Por supuesto, este listado es una cuestión ético-política debatible. Pero el punto central es que su acceso a todas las personas no puede quedar librado a las prácticas de mercado, sino que la asignación de estos bienes debe apelar a criterios no mercantiles de distribución y contar con garantías institucionales y jurídicas de cumplimiento.

El segundo motivo es que, al mercantilizar una dimensión de la vida, se corre el peligro de corromperla. Para comprender este punto, basta notar que las prácticas y concepciones que dan forma a nuestras vidas tienen ciertas características y tienden hacia ciertas finalidades. En otras palabras, podemos ver nuestras prácticas como aspirando a realizar ciertos valores. Prácticas y valores se integran así en un todo bastante compacto.

Pues bien, al mercantilizar una práctica no mercantil, se rompe esa fina unidad y se corre el peligro de que se transforme en otra cosa. “Los mercados dejan su marca”, dice Sandel, sobre los bienes y prácticas. Las formas de vida mercantilizadas podrían conservar una apariencia semejante a la de las prácticas no mercantiles, pero debajo de ella habrá cambiado mucho y, a veces, todo. En particular, ciertas prácticas (como la amistad, la actividad cívica, el buen trato a otras personas) poseen un valor intrínseco o cívico cuyo significado se deforma cuando es reinterpretado sólo en clave mercantil.

También por esta razón vale la pena, entonces, reconsiderar la mercantilización de nuestra vida. Por supuesto, qué prácticas en particular merecen ser preservadas de dicha corrupción mercantil no es algo obvio. Hay razonables desacuerdos sobre cuáles valores merecen ser protegidos y qué es característico de cada práctica. En una comunidad política democrática, decidir sobre estos asuntos es propio del debate político ciudadano.

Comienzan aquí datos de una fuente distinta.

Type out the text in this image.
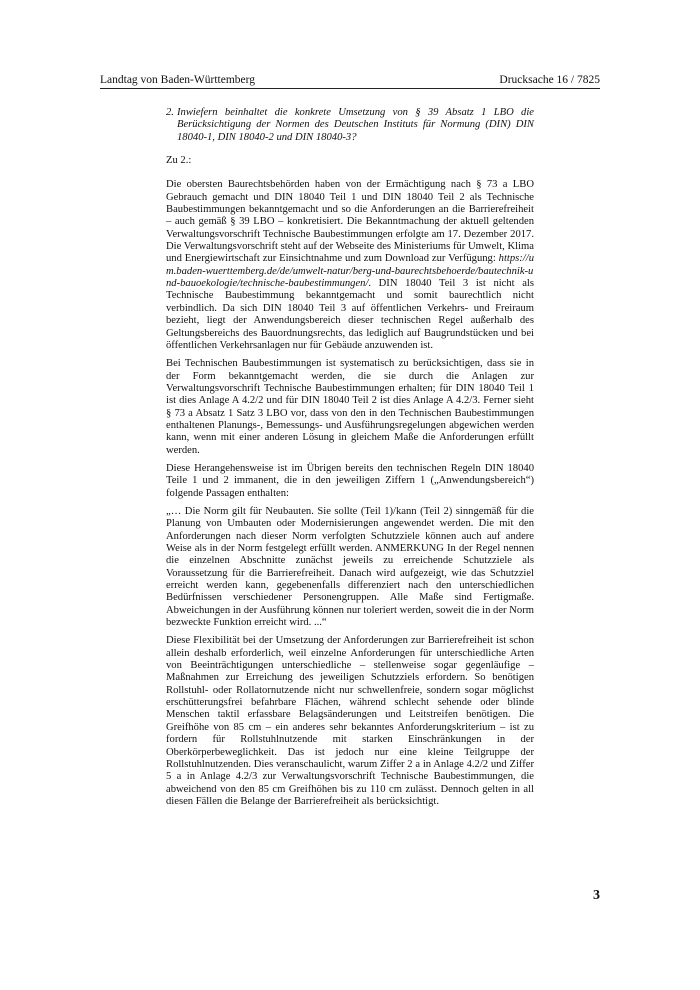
Landtag von Baden-Württemberg	Drucksache 16 / 7825
2. Inwiefern beinhaltet die konkrete Umsetzung von § 39 Absatz 1 LBO die Berücksichtigung der Normen des Deutschen Instituts für Normung (DIN) DIN 18040-1, DIN 18040-2 und DIN 18040-3?

Zu 2.:

Die obersten Baurechtsbehörden haben von der Ermächtigung nach § 73 a LBO Gebrauch gemacht und DIN 18040 Teil 1 und DIN 18040 Teil 2 als Technische Baubestimmungen bekanntgemacht und so die Anforderungen an die Barrierefreiheit – auch gemäß § 39 LBO – konkretisiert. Die Bekanntmachung der aktuell geltenden Verwaltungsvorschrift Technische Baubestimmungen erfolgte am 17. Dezember 2017. Die Verwaltungsvorschrift steht auf der Webseite des Ministeriums für Umwelt, Klima und Energiewirtschaft zur Einsichtnahme und zum Download zur Verfügung: https://um.baden-wuerttemberg.de/de/umwelt-natur/berg-und-baurechtsbehoerde/bautechnik-und-bauoekologie/technische-baubestimmungen/. DIN 18040 Teil 3 ist nicht als Technische Baubestimmung bekanntgemacht und somit baurechtlich nicht verbindlich. Da sich DIN 18040 Teil 3 auf öffentlichen Verkehrs- und Freiraum bezieht, liegt der Anwendungsbereich dieser technischen Regel außerhalb des Geltungsbereichs des Bauordnungsrechts, das lediglich auf Baugrundstücken und bei öffentlichen Verkehrsanlagen nur für Gebäude anzuwenden ist.

Bei Technischen Baubestimmungen ist systematisch zu berücksichtigen, dass sie in der Form bekanntgemacht werden, die sie durch die Anlagen zur Verwaltungsvorschrift Technische Baubestimmungen erhalten; für DIN 18040 Teil 1 ist dies Anlage A 4.2/2 und für DIN 18040 Teil 2 ist dies Anlage A 4.2/3. Ferner sieht § 73 a Absatz 1 Satz 3 LBO vor, dass von den in den Technischen Baubestimmungen enthaltenen Planungs-, Bemessungs- und Ausführungsregelungen abgewichen werden kann, wenn mit einer anderen Lösung in gleichem Maße die Anforderungen erfüllt werden.

Diese Herangehensweise ist im Übrigen bereits den technischen Regeln DIN 18040 Teile 1 und 2 immanent, die in den jeweiligen Ziffern 1 („Anwendungsbereich“) folgende Passagen enthalten:

„… Die Norm gilt für Neubauten. Sie sollte (Teil 1)/kann (Teil 2) sinngemäß für die Planung von Umbauten oder Modernisierungen angewendet werden. Die mit den Anforderungen nach dieser Norm verfolgten Schutzziele können auch auf andere Weise als in der Norm festgelegt erfüllt werden. ANMERKUNG In der Regel nennen die einzelnen Abschnitte zunächst jeweils zu erreichende Schutzziele als Voraussetzung für die Barrierefreiheit. Danach wird aufgezeigt, wie das Schutzziel erreicht werden kann, gegebenenfalls differenziert nach den unterschiedlichen Bedürfnissen verschiedener Personengruppen. Alle Maße sind Fertigmaße. Abweichungen in der Ausführung können nur toleriert werden, soweit die in der Norm bezweckte Funktion erreicht wird. ...“

Diese Flexibilität bei der Umsetzung der Anforderungen zur Barrierefreiheit ist schon allein deshalb erforderlich, weil einzelne Anforderungen für unterschiedliche Arten von Beeinträchtigungen unterschiedliche – stellenweise sogar gegenläufige – Maßnahmen zur Erreichung des jeweiligen Schutzziels erfordern. So benötigen Rollstuhl- oder Rollatornutzende nicht nur schwellenfreie, sondern sogar möglichst erschütterungsfrei befahrbare Flächen, während schlecht sehende oder blinde Menschen taktil erfassbare Belagsänderungen und Leitstreifen benötigen. Die Greifhöhe von 85 cm – ein anderes sehr bekanntes Anforderungskriterium – ist zu fordern für Rollstuhlnutzende mit starken Einschränkungen in der Oberkörperbeweglichkeit. Das ist jedoch nur eine kleine Teilgruppe der Rollstuhlnutzenden. Dies veranschaulicht, warum Ziffer 2 a in Anlage 4.2/2 und Ziffer 5 a in Anlage 4.2/3 zur Verwaltungsvorschrift Technische Baubestimmungen, die abweichend von den 85 cm Greifhöhen bis zu 110 cm zulässt. Dennoch gelten in all diesen Fällen die Belange der Barrierefreiheit als berücksichtigt.

3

Discutir los límites ético-morales del mercado probablemente nos lleve a la conclusión de que resultaría deseable revertir, en muchos ámbitos, ese proceso. O sea: deberíamos desmercantilizar nuestra vida (la noción de “desmercantilización”, hasta donde sé, fue originalmente formulada por Esping-Andersen). Lo que debe quedar claro es que la mercantilización no es una fuerza de la naturaleza, algo inevitable. Decidir razonablemente sobre estos asuntos es, por ello, materia de reflexión política y rediseño institucional.

Nota: Este documento recibió una corrección ortográfica y de coherencia gramatical mediante el instrumento chatgpt. El autor revisó el producto de manera íntegra.